Mensagem por KaiserLeomon em Ter Mar 10, 2015 9:01 am

Dilma dá tiro no pé monstrão



A inabilidade e descolamento da realidade da presidente Dilma alcançou um novo patamar neste domingo. Ao fazer um pronunciamento em cadeia de televisão, rompendo meses de silêncio, conseguiu falar não só tarde demais como errado demais, tanto no texto quanto no tom. Melhor teria sido continuar quieta.
Seu jeito é o habitual deslocado e esquisito, que passa por ventriloquismo, falsidade. Subitamente, depois da campanha eleitoral que era só otimismo, agora Dilma “descobriu” que são necessárias medidas econômicas mais duras, pediu confiança e disse que as dificuldades serão repartidas com justiça. Esse sim seria um ótimo discurso de campanha (fora o fato de que garantiria sua derrota).
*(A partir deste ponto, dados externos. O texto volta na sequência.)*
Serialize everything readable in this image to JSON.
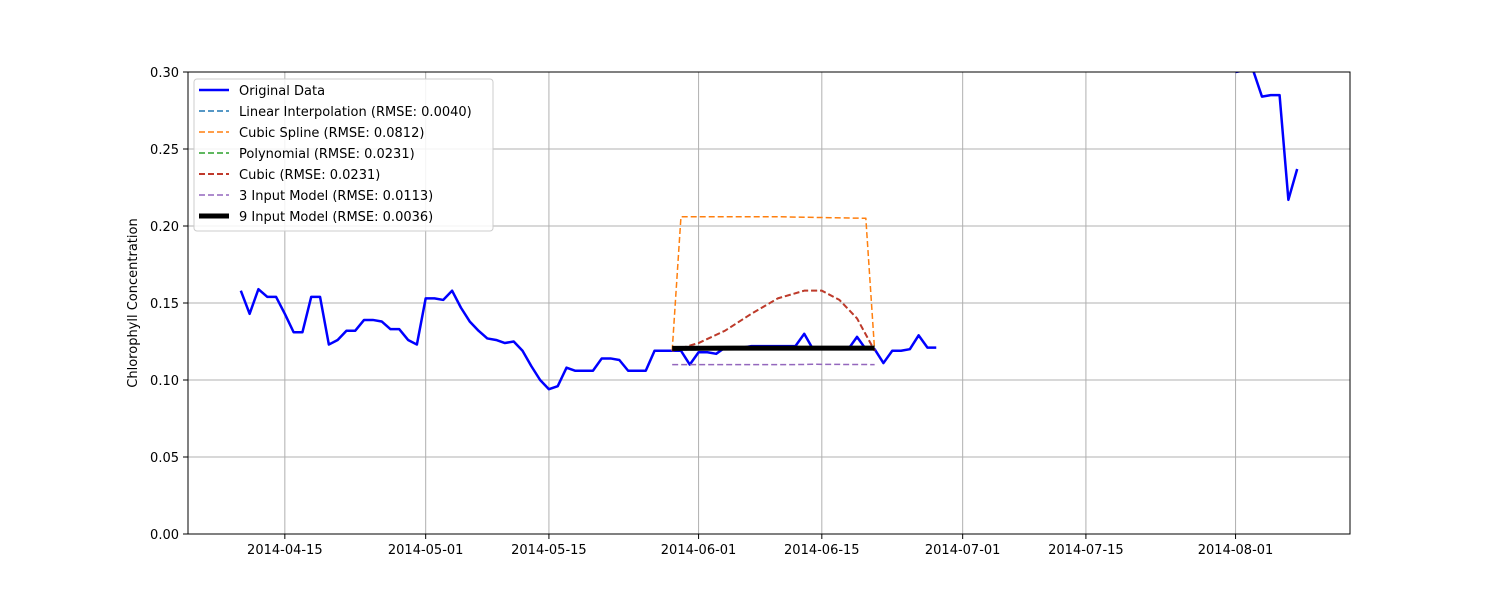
{
  "chart_data": {
    "type": "line",
    "title": "",
    "xlabel": "",
    "ylabel": "Chlorophyll Concentration",
    "xlim": [
      "2014-04-04",
      "2014-08-14"
    ],
    "ylim": [
      0,
      0.3
    ],
    "xticks": [
      "2014-04-15",
      "2014-05-01",
      "2014-05-15",
      "2014-06-01",
      "2014-06-15",
      "2014-07-01",
      "2014-07-15",
      "2014-08-01"
    ],
    "yticks": [
      0.0,
      0.05,
      0.1,
      0.15,
      0.2,
      0.25,
      0.3
    ],
    "ytick_labels": [
      "0.00",
      "0.05",
      "0.10",
      "0.15",
      "0.20",
      "0.25",
      "0.30"
    ],
    "grid": true,
    "legend_position": "upper-left",
    "series": [
      {
        "name": "Original Data",
        "color": "#0000ff",
        "style": "solid",
        "width": 2.5,
        "segments": [
          [
            [
              "2014-04-10",
              0.158
            ],
            [
              "2014-04-11",
              0.143
            ],
            [
              "2014-04-12",
              0.159
            ],
            [
              "2014-04-13",
              0.154
            ],
            [
              "2014-04-14",
              0.154
            ],
            [
              "2014-04-15",
              0.143
            ],
            [
              "2014-04-16",
              0.131
            ],
            [
              "2014-04-17",
              0.131
            ],
            [
              "2014-04-18",
              0.154
            ],
            [
              "2014-04-19",
              0.154
            ],
            [
              "2014-04-20",
              0.123
            ],
            [
              "2014-04-21",
              0.126
            ],
            [
              "2014-04-22",
              0.132
            ],
            [
              "2014-04-23",
              0.132
            ],
            [
              "2014-04-24",
              0.139
            ],
            [
              "2014-04-25",
              0.139
            ],
            [
              "2014-04-26",
              0.138
            ],
            [
              "2014-04-27",
              0.133
            ],
            [
              "2014-04-28",
              0.133
            ],
            [
              "2014-04-29",
              0.126
            ],
            [
              "2014-04-30",
              0.123
            ],
            [
              "2014-05-01",
              0.153
            ],
            [
              "2014-05-02",
              0.153
            ],
            [
              "2014-05-03",
              0.152
            ],
            [
              "2014-05-04",
              0.158
            ],
            [
              "2014-05-05",
              0.147
            ],
            [
              "2014-05-06",
              0.138
            ],
            [
              "2014-05-07",
              0.132
            ],
            [
              "2014-05-08",
              0.127
            ],
            [
              "2014-05-09",
              0.126
            ],
            [
              "2014-05-10",
              0.124
            ],
            [
              "2014-05-11",
              0.125
            ],
            [
              "2014-05-12",
              0.119
            ],
            [
              "2014-05-13",
              0.109
            ],
            [
              "2014-05-14",
              0.1
            ],
            [
              "2014-05-15",
              0.094
            ],
            [
              "2014-05-16",
              0.096
            ],
            [
              "2014-05-17",
              0.108
            ],
            [
              "2014-05-18",
              0.106
            ],
            [
              "2014-05-19",
              0.106
            ],
            [
              "2014-05-20",
              0.106
            ],
            [
              "2014-05-21",
              0.114
            ],
            [
              "2014-05-22",
              0.114
            ],
            [
              "2014-05-23",
              0.113
            ],
            [
              "2014-05-24",
              0.106
            ],
            [
              "2014-05-25",
              0.106
            ],
            [
              "2014-05-26",
              0.106
            ],
            [
              "2014-05-27",
              0.119
            ],
            [
              "2014-05-28",
              0.119
            ],
            [
              "2014-05-29",
              0.119
            ],
            [
              "2014-05-30",
              0.119
            ],
            [
              "2014-05-31",
              0.11
            ],
            [
              "2014-06-01",
              0.118
            ],
            [
              "2014-06-02",
              0.118
            ],
            [
              "2014-06-03",
              0.117
            ],
            [
              "2014-06-04",
              0.121
            ],
            [
              "2014-06-05",
              0.121
            ],
            [
              "2014-06-06",
              0.121
            ],
            [
              "2014-06-07",
              0.122
            ],
            [
              "2014-06-08",
              0.122
            ],
            [
              "2014-06-09",
              0.122
            ],
            [
              "2014-06-10",
              0.122
            ],
            [
              "2014-06-11",
              0.122
            ],
            [
              "2014-06-12",
              0.122
            ],
            [
              "2014-06-13",
              0.13
            ],
            [
              "2014-06-14",
              0.12
            ],
            [
              "2014-06-15",
              0.12
            ],
            [
              "2014-06-16",
              0.12
            ],
            [
              "2014-06-17",
              0.12
            ],
            [
              "2014-06-18",
              0.12
            ],
            [
              "2014-06-19",
              0.128
            ],
            [
              "2014-06-20",
              0.12
            ],
            [
              "2014-06-21",
              0.12
            ],
            [
              "2014-06-22",
              0.111
            ],
            [
              "2014-06-23",
              0.119
            ],
            [
              "2014-06-24",
              0.119
            ],
            [
              "2014-06-25",
              0.12
            ],
            [
              "2014-06-26",
              0.129
            ],
            [
              "2014-06-27",
              0.121
            ],
            [
              "2014-06-28",
              0.121
            ]
          ],
          [
            [
              "2014-08-01",
              0.3
            ],
            [
              "2014-08-02",
              0.301
            ],
            [
              "2014-08-03",
              0.301
            ],
            [
              "2014-08-04",
              0.284
            ],
            [
              "2014-08-05",
              0.285
            ],
            [
              "2014-08-06",
              0.285
            ],
            [
              "2014-08-07",
              0.217
            ],
            [
              "2014-08-08",
              0.237
            ]
          ]
        ]
      },
      {
        "name": "Linear Interpolation (RMSE: 0.0040)",
        "color": "#1f77b4",
        "style": "dashed",
        "width": 1.5,
        "points": [
          [
            "2014-05-29",
            0.1195
          ],
          [
            "2014-06-05",
            0.1197
          ],
          [
            "2014-06-12",
            0.1198
          ],
          [
            "2014-06-21",
            0.12
          ]
        ]
      },
      {
        "name": "Cubic Spline (RMSE: 0.0812)",
        "color": "#ff7f0e",
        "style": "dashed",
        "width": 1.5,
        "points": [
          [
            "2014-05-29",
            0.119
          ],
          [
            "2014-05-30",
            0.206
          ],
          [
            "2014-06-10",
            0.206
          ],
          [
            "2014-06-20",
            0.205
          ],
          [
            "2014-06-21",
            0.119
          ]
        ]
      },
      {
        "name": "Polynomial (RMSE: 0.0231)",
        "color": "#2ca02c",
        "style": "dashed",
        "width": 1.5,
        "points": [
          [
            "2014-05-29",
            0.119
          ],
          [
            "2014-06-01",
            0.124
          ],
          [
            "2014-06-04",
            0.132
          ],
          [
            "2014-06-07",
            0.143
          ],
          [
            "2014-06-10",
            0.153
          ],
          [
            "2014-06-13",
            0.158
          ],
          [
            "2014-06-15",
            0.158
          ],
          [
            "2014-06-17",
            0.152
          ],
          [
            "2014-06-19",
            0.14
          ],
          [
            "2014-06-21",
            0.119
          ]
        ]
      },
      {
        "name": "Cubic (RMSE: 0.0231)",
        "color": "#c0392b",
        "style": "dashed",
        "width": 2,
        "points": [
          [
            "2014-05-29",
            0.119
          ],
          [
            "2014-06-01",
            0.124
          ],
          [
            "2014-06-04",
            0.132
          ],
          [
            "2014-06-07",
            0.143
          ],
          [
            "2014-06-10",
            0.153
          ],
          [
            "2014-06-13",
            0.158
          ],
          [
            "2014-06-15",
            0.158
          ],
          [
            "2014-06-17",
            0.152
          ],
          [
            "2014-06-19",
            0.14
          ],
          [
            "2014-06-21",
            0.119
          ]
        ]
      },
      {
        "name": "3 Input Model (RMSE: 0.0113)",
        "color": "#9467bd",
        "style": "dashed",
        "width": 1.5,
        "points": [
          [
            "2014-05-29",
            0.11
          ],
          [
            "2014-06-03",
            0.11
          ],
          [
            "2014-06-06",
            0.11
          ],
          [
            "2014-06-12",
            0.11
          ],
          [
            "2014-06-14",
            0.1102
          ],
          [
            "2014-06-21",
            0.11
          ]
        ]
      },
      {
        "name": "9 Input Model (RMSE: 0.0036)",
        "color": "#000000",
        "style": "solid",
        "width": 5,
        "points": [
          [
            "2014-05-29",
            0.1205
          ],
          [
            "2014-06-05",
            0.1207
          ],
          [
            "2014-06-12",
            0.1207
          ],
          [
            "2014-06-21",
            0.1207
          ]
        ]
      }
    ]
  }
}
O problema é que esse discurso genérico vem em um momento em que o psiquismo das massas pressente que pode haver alguma mudança de verdade. Que as pecinhas do poder – executivo, legislativo e judiciário – não estão se encaixando nada bem. Que, com um pouco de sorte, alguns picaretas de plantão podem se derrubar uns aos outros (acontece às vezes, tipo quando ACM e Jader Barbalho se torpedearam), e que o joguinho de nervos entre Dilma, o presidente da câmara Eduardo Cunha e o presidente do senado Renan Calheiros está ficando realmente engraçado.

É evidente que o que está tensionando o cenário é “a lista do Janot”: o roteiro básico para onde vão se voltar as investigações do Petrolão. Dilma, presidente da República reeleita, ex-ministra das Minas e Energia e da Casa Civil, ex-presidente do conselho da Petrobrás, evidentemente está enfiada até o pescoço nessas tramas, mesmo que não tenha culpa alguma.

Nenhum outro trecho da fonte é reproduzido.